Pessoa realizando poda de muda de figueira em canteiro coberto por neve em jardim residencial.

No jardim ao lado, os ramos ficam carregados de figos doces; no seu, a colheita mal aparece. Antes de culpar apenas a variedade ou o clima, vale investigar um detalhe que muita gente simplesmente ignora: a poda correta no fim do inverno - e os cuidados que precisam andar junto com ela.

Por que a poda de inverno decide entre galhos cheios ou vazios

Quando uma figueira cresce sem intervenção, com o passar dos anos ela vira um emaranhado de ramos.
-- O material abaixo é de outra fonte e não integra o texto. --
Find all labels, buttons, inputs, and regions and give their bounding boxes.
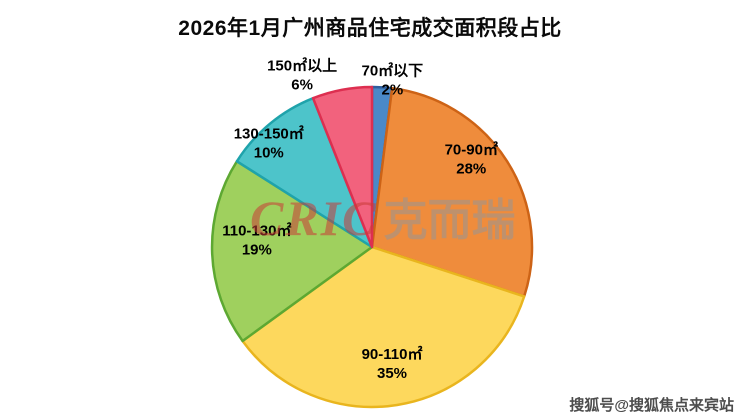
pie-slice-3[interactable] (210, 160, 374, 343)
pie-slice-label-1: 70-90㎡ 28% (445, 140, 498, 177)
pie-slice-label-2: 90-110㎡ 35% (362, 345, 423, 382)
pie-slice-label-3: 110-130㎡ 19% (222, 222, 291, 259)
pie-slice-1[interactable] (370, 87, 534, 298)
chart-title: 2026年1月广州商品住宅成交面积段占比 (178, 17, 562, 40)
pie-slice-label-4: 130-150㎡ 10% (234, 125, 304, 162)
pie-slice-4[interactable] (235, 96, 374, 249)
pie-slice-label-0: 70㎡以下 2% (362, 62, 424, 99)
pie-slice-2[interactable] (241, 245, 526, 409)
pie-slice-5[interactable] (311, 85, 374, 249)
pie-slice-label-5: 150㎡以上 6% (267, 56, 337, 93)
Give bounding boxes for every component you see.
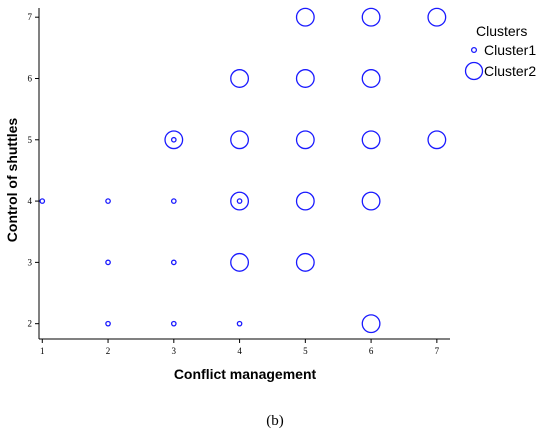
y-tick-label: 2 [28,319,33,329]
point-cluster1 [170,259,177,266]
y-tick-label: 6 [28,73,33,83]
point-cluster1 [170,320,177,327]
x-tick-label: 6 [369,346,374,356]
point-cluster2 [361,130,381,150]
x-tick-label: 4 [237,346,242,356]
legend-title: Clusters [476,23,527,39]
x-tick-label: 3 [172,346,177,356]
point-cluster1 [105,198,111,204]
y-tick-label: 5 [28,135,33,145]
y-axis-title: Control of shuttles [4,118,20,243]
point-cluster2 [164,130,184,150]
y-tick-label: 3 [28,257,33,267]
axes-layer [38,8,450,340]
x-tick-label: 7 [435,346,440,356]
point-cluster2 [230,69,250,88]
point-cluster1 [236,320,243,327]
point-cluster1 [236,198,243,204]
point-cluster2 [295,130,315,150]
y-tick-label: 4 [28,196,33,206]
point-cluster2 [361,7,381,27]
y-tick-label: 7 [28,12,33,22]
point-cluster2 [427,130,447,150]
ticks-layer: 1 2 3 4 5 6 7 2 3 4 5 6 7 [28,12,440,356]
x-tick-label: 2 [106,346,111,356]
point-cluster1 [170,198,177,204]
point-cluster1 [105,320,111,327]
point-cluster2 [230,252,250,272]
legend-marker-cluster2 [464,61,484,81]
points-layer [39,7,447,334]
point-cluster2 [295,69,315,88]
x-axis-title: Conflict management [174,366,317,382]
point-cluster2 [295,252,315,272]
figure-caption: (b) [266,413,284,429]
legend-label-cluster2: Cluster2 [484,63,536,79]
point-cluster2 [230,191,250,211]
legend-marker-cluster1 [470,46,478,54]
x-tick-label: 5 [303,346,308,356]
legend-label-cluster1: Cluster1 [484,42,536,58]
x-tick-label: 1 [40,346,45,356]
point-cluster2 [295,191,315,211]
point-cluster2 [361,314,381,334]
point-cluster2 [361,69,381,88]
point-cluster2 [427,7,447,27]
point-cluster2 [361,191,381,211]
legend: Clusters Cluster1 Cluster2 [464,23,536,81]
point-cluster1 [39,198,46,204]
point-cluster1 [105,259,111,266]
point-cluster2 [295,7,315,27]
point-cluster2 [230,130,250,150]
point-cluster1 [170,136,177,143]
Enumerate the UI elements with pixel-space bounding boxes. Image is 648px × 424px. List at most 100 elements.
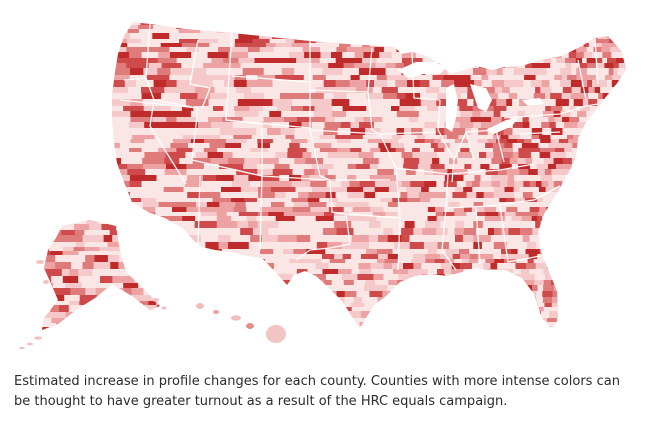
county-cell [283,269,298,275]
county-cell [354,63,368,69]
county-cell [374,29,384,34]
county-cell [607,135,615,140]
county-cell [383,263,393,270]
county-cell [304,33,319,40]
county-cell [513,187,520,193]
county-cell [444,274,459,281]
county-cell [278,158,295,165]
county-cell [278,221,291,229]
county-cell [596,202,604,208]
county-cell [592,25,601,30]
county-cell [512,25,524,30]
county-cell [518,148,530,153]
county-cell [438,326,447,328]
county-cell [483,202,493,208]
county-cell [242,307,264,312]
county-cell [192,318,207,323]
county-cell [271,318,288,323]
county-cell [184,263,201,270]
county-cell [248,47,261,53]
county-cell [338,198,351,203]
county-cell [566,303,573,308]
county-cell [589,297,599,304]
county-cell [93,301,104,306]
county-cell [550,242,559,250]
county-cell [456,117,471,123]
county-cell [415,33,425,40]
county-cell [619,322,626,327]
county-cell [389,311,399,319]
county-cell [378,269,394,275]
county-cell [586,111,595,118]
county-cell [424,33,438,40]
county-cell [350,254,362,260]
county-cell [496,139,508,144]
county-cell [462,198,472,203]
county-cell [342,254,352,260]
county-cell [176,269,197,275]
county-cell [529,148,541,153]
county-cell [171,128,188,136]
county-cell [254,269,268,275]
county-cell [412,22,426,26]
county-cell [346,111,356,118]
county-cell [89,224,102,231]
county-cell [498,93,510,100]
county-cell [507,139,518,144]
county-cell [572,22,582,26]
county-cell [374,181,388,188]
county-cell [206,318,225,323]
county-cell [611,25,621,30]
county-cell [123,106,145,112]
county-cell [416,326,424,328]
county-cell [341,143,359,149]
county-cell [369,221,381,229]
county-cell [226,93,245,100]
county-cell [557,326,569,328]
county-cell [371,117,383,123]
county-cell [480,249,489,255]
county-cell [462,25,470,30]
county-cell [269,22,281,26]
county-cell [155,235,160,243]
county-cell [119,111,131,118]
county-cell [421,187,430,193]
county-cell [447,22,461,26]
county-cell [592,221,601,229]
county-cell [552,291,561,298]
county-cell [424,202,435,208]
county-cell [68,242,77,248]
county-cell [550,22,562,26]
county-cell [206,330,221,334]
county-cell [193,148,205,153]
county-cell [151,318,160,324]
county-cell [242,117,264,123]
county-cell [313,143,332,149]
county-cell [129,192,145,199]
county-cell [427,249,438,255]
county-cell [613,242,620,250]
county-cell [606,221,616,229]
county-cell [605,22,615,26]
county-cell [494,228,502,236]
county-cell [626,39,631,43]
county-cell [340,122,351,129]
county-cell [550,139,560,144]
county-cell [485,29,498,34]
county-cell [518,164,531,170]
county-cell [150,254,168,260]
county-cell [416,135,426,140]
county-cell [378,33,389,40]
county-cell [468,58,479,64]
county-cell [376,249,393,255]
county-cell [623,263,626,270]
county-cell [557,192,563,199]
county-cell [181,221,195,229]
county-cell [165,152,186,159]
county-cell [599,280,609,286]
county-cell [381,106,392,112]
county-cell [409,303,425,308]
county-cell [256,216,277,222]
county-cell [526,307,533,312]
county-cell [618,47,626,53]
Eles se cruzam, apontam de volta para o interior e acabam fechando quase toda a copa.

"Uma parte interna escura e abafada da copa é veneno para os botões de frutificação - faltam luz e ar, e as doenças têm caminho livre."

Nesse “miolo” pouco ventilado, os botões frutíferos ficam fracos. Doenças fúngicas ganham velocidade, e a energia da planta se perde em madeira desnecessária e folhas enormes, em vez de virar figos graúdos.
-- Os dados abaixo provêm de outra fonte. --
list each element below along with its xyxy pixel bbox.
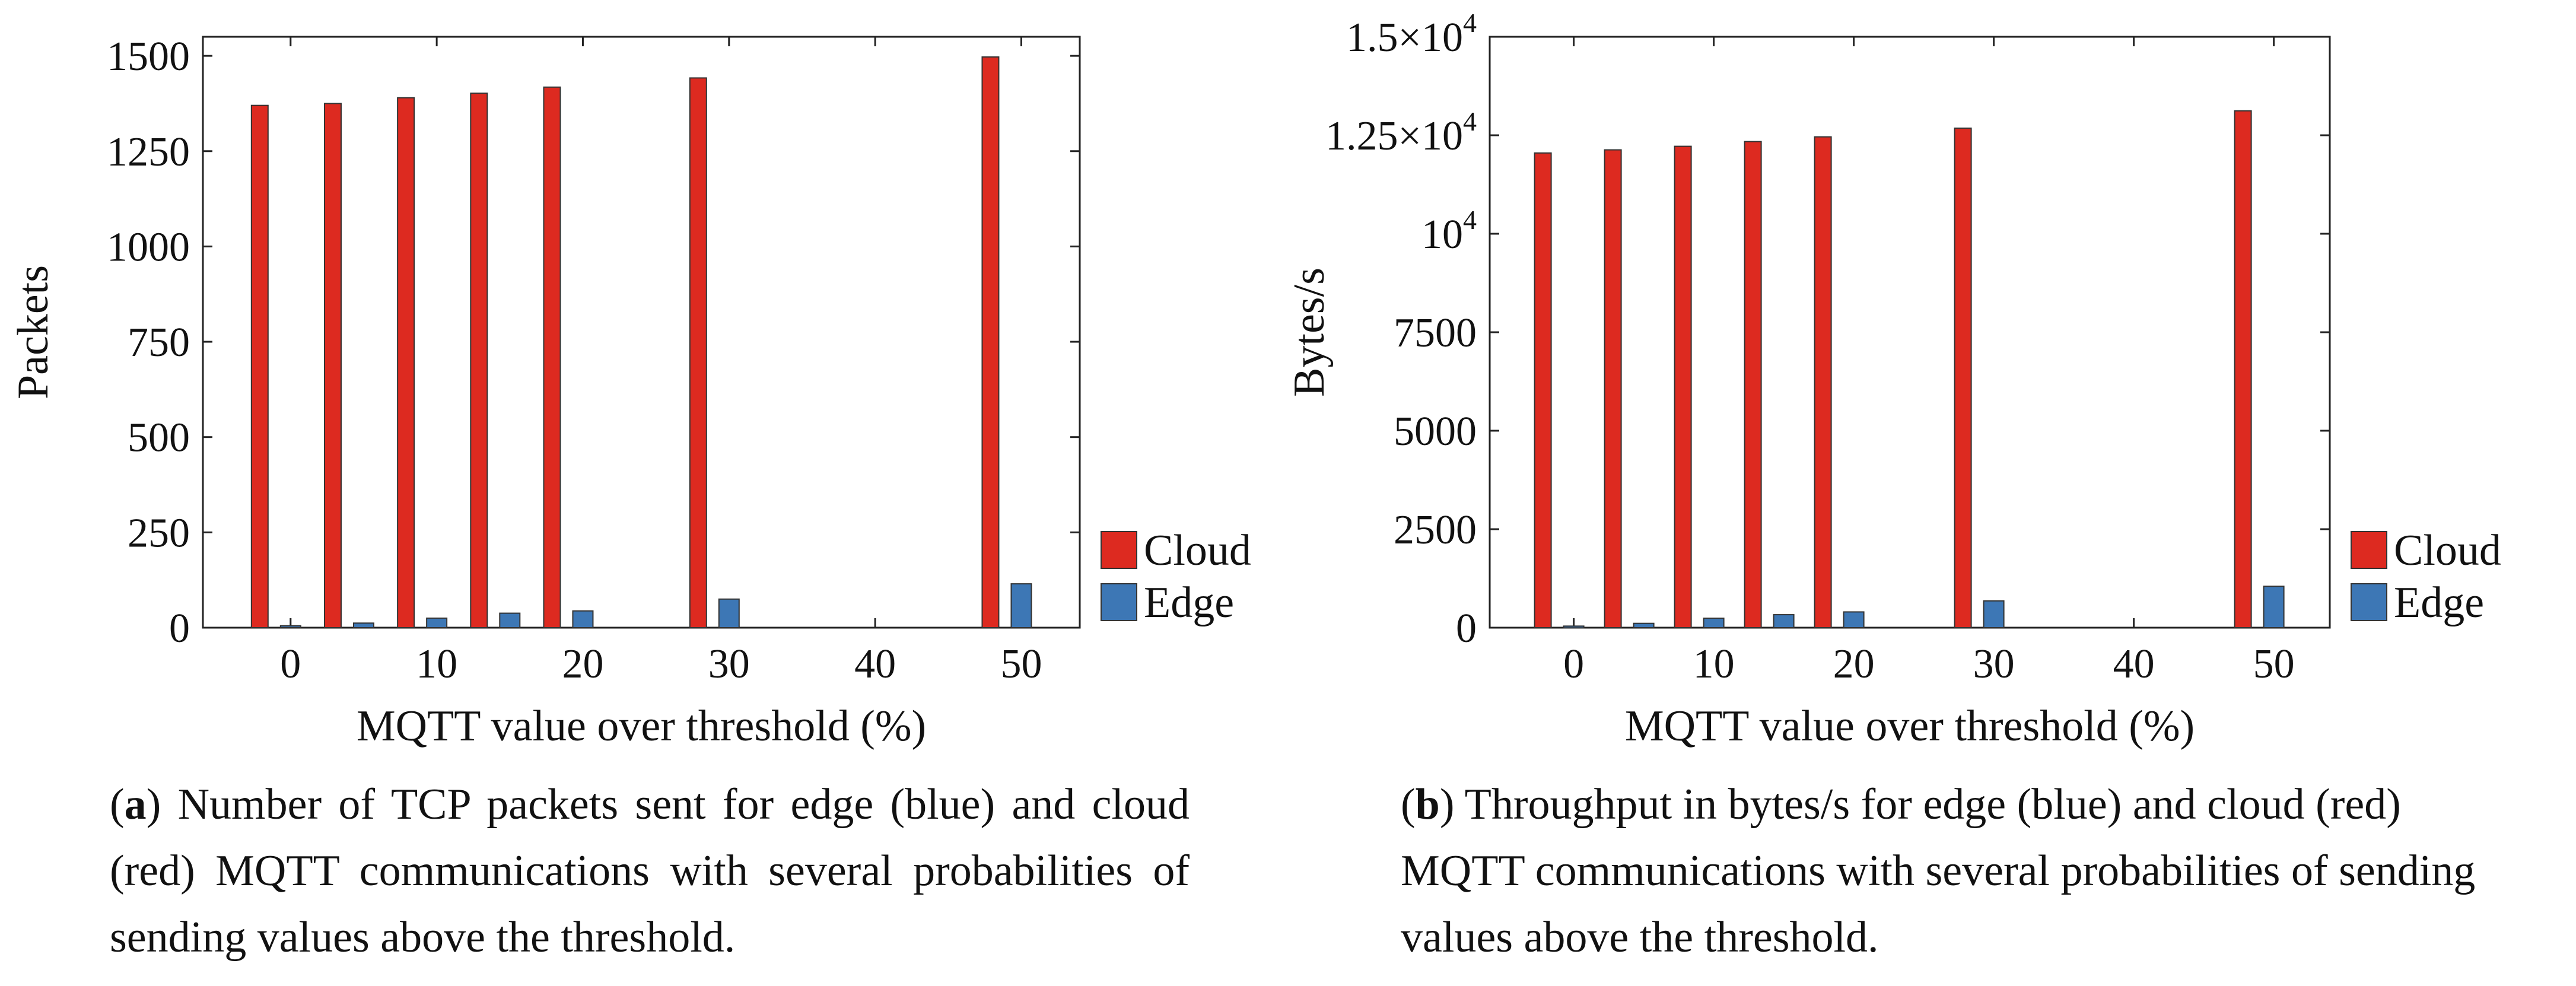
chart-a: 0 250 500 750 1000 1250 1500 0 10 20 30 40 50 MQTT va… [9, 34, 1251, 750]
x-tick-label: 10 [1693, 641, 1735, 687]
legend-swatch-edge [2351, 583, 2387, 621]
bar-cloud [397, 97, 415, 628]
x-tick-label: 0 [1563, 641, 1584, 687]
x-tick-label: 40 [854, 641, 896, 687]
y-tick-label: 1000 [107, 224, 190, 270]
y-tick-label: 500 [128, 415, 190, 461]
bar-cloud [1814, 136, 1832, 628]
x-axis-label: MQTT value over threshold (%) [357, 702, 926, 750]
bar-edge [426, 617, 448, 628]
bar-cloud [2234, 110, 2252, 629]
caption-b-label: b [1415, 780, 1440, 829]
y-tick-label: 1250 [107, 129, 190, 175]
bar-cloud [981, 56, 1000, 629]
x-tick-label: 20 [1833, 641, 1875, 687]
x-tick-label: 30 [708, 641, 750, 687]
caption-a-label: a [124, 780, 147, 829]
legend-label-edge: Edge [2394, 578, 2484, 627]
legend-swatch-cloud [1101, 531, 1137, 569]
y-tick-label: 5000 [1394, 409, 1477, 454]
panel-a: 0 250 500 750 1000 1250 1500 0 10 20 30 40 50 MQTT va… [9, 34, 1251, 971]
x-tick-label: 10 [416, 641, 457, 687]
y-tick-label: 1500 [107, 34, 190, 79]
y-tick-label: 104 [1421, 205, 1477, 257]
bar-edge [1563, 625, 1585, 629]
caption-b-close: ) [1439, 780, 1455, 829]
legend-label-edge: Edge [1144, 578, 1234, 627]
y-tick-label: 0 [1456, 606, 1477, 651]
legend-label-cloud: Cloud [1144, 526, 1251, 575]
bar-cloud [1674, 145, 1692, 629]
x-tick-label: 0 [280, 641, 301, 687]
legend-label-cloud: Cloud [2394, 526, 2501, 575]
x-tick-label: 50 [2253, 641, 2295, 687]
bar-cloud [1744, 141, 1762, 628]
y-tick-label: 750 [128, 320, 190, 365]
bar-cloud [689, 77, 707, 629]
caption-b-text: Throughput in bytes/s for edge (blue) an… [1401, 780, 2476, 962]
bar-cloud [1604, 149, 1622, 628]
legend-swatch-edge [1101, 583, 1137, 621]
caption-b: (b) Throughput in bytes/s for edge (blue… [1401, 771, 2498, 971]
bar-edge [572, 610, 594, 628]
plot-frame [202, 36, 1081, 629]
y-tick-label: 7500 [1394, 310, 1477, 356]
x-tick-label: 40 [2113, 641, 2155, 687]
bar-cloud [543, 86, 561, 629]
x-tick-label: 30 [1973, 641, 2015, 687]
bar-edge [718, 598, 740, 629]
bar-edge [499, 612, 521, 628]
x-tick-label: 50 [1000, 641, 1042, 687]
bar-cloud [323, 103, 342, 629]
caption-a-open: ( [110, 780, 125, 829]
y-axis-label: Bytes/s [1285, 268, 1334, 397]
bar-edge [1703, 618, 1725, 628]
panel-b: 0 2500 5000 7500 104 1.25×104 1.5×104 0 10 20 30 40… [1285, 0, 2576, 986]
bar-cloud [470, 93, 488, 628]
caption-a-text: Number of TCP packets sent for edge (blu… [110, 780, 1190, 962]
bar-edge [1843, 611, 1865, 628]
bar-edge [279, 625, 301, 629]
bar-edge [1773, 614, 1795, 629]
y-tick-label: 1.25×104 [1325, 106, 1477, 159]
caption-b-open: ( [1401, 780, 1416, 829]
bar-edge [1633, 622, 1655, 629]
bar-edge [1010, 583, 1032, 628]
y-axis-label: Packets [9, 265, 58, 399]
bar-edge [2263, 586, 2285, 629]
bar-cloud [250, 104, 269, 629]
bar-cloud [1534, 152, 1552, 628]
y-tick-label: 2500 [1394, 507, 1477, 553]
caption-a: (a) Number of TCP packets sent for edge … [110, 771, 1190, 971]
bar-edge [352, 622, 374, 629]
caption-a-close: ) [146, 780, 161, 829]
y-tick-label: 0 [169, 606, 190, 651]
bar-cloud [1954, 128, 1972, 629]
x-tick-label: 20 [562, 641, 603, 687]
y-tick-label: 250 [128, 510, 190, 556]
legend-swatch-cloud [2351, 531, 2387, 569]
y-tick-label: 1.5×104 [1346, 8, 1477, 61]
chart-b: 0 2500 5000 7500 104 1.25×104 1.5×104 0 10 20 30 40… [1285, 8, 2501, 750]
bar-edge [1983, 600, 2005, 629]
x-axis-label: MQTT value over threshold (%) [1625, 702, 2195, 750]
O extremo oposto também atrapalha: quem reduz a figueira de forma radical costuma eliminar, sem querer, uma fatia grande dos botões de frutificação. Principalmente as chamadas “flores de figo” - a primeira colheita bem cedo (as brevas) - se perdem. A árvore até parece vigorosa e saudável, mas passa a produzir muito pouco.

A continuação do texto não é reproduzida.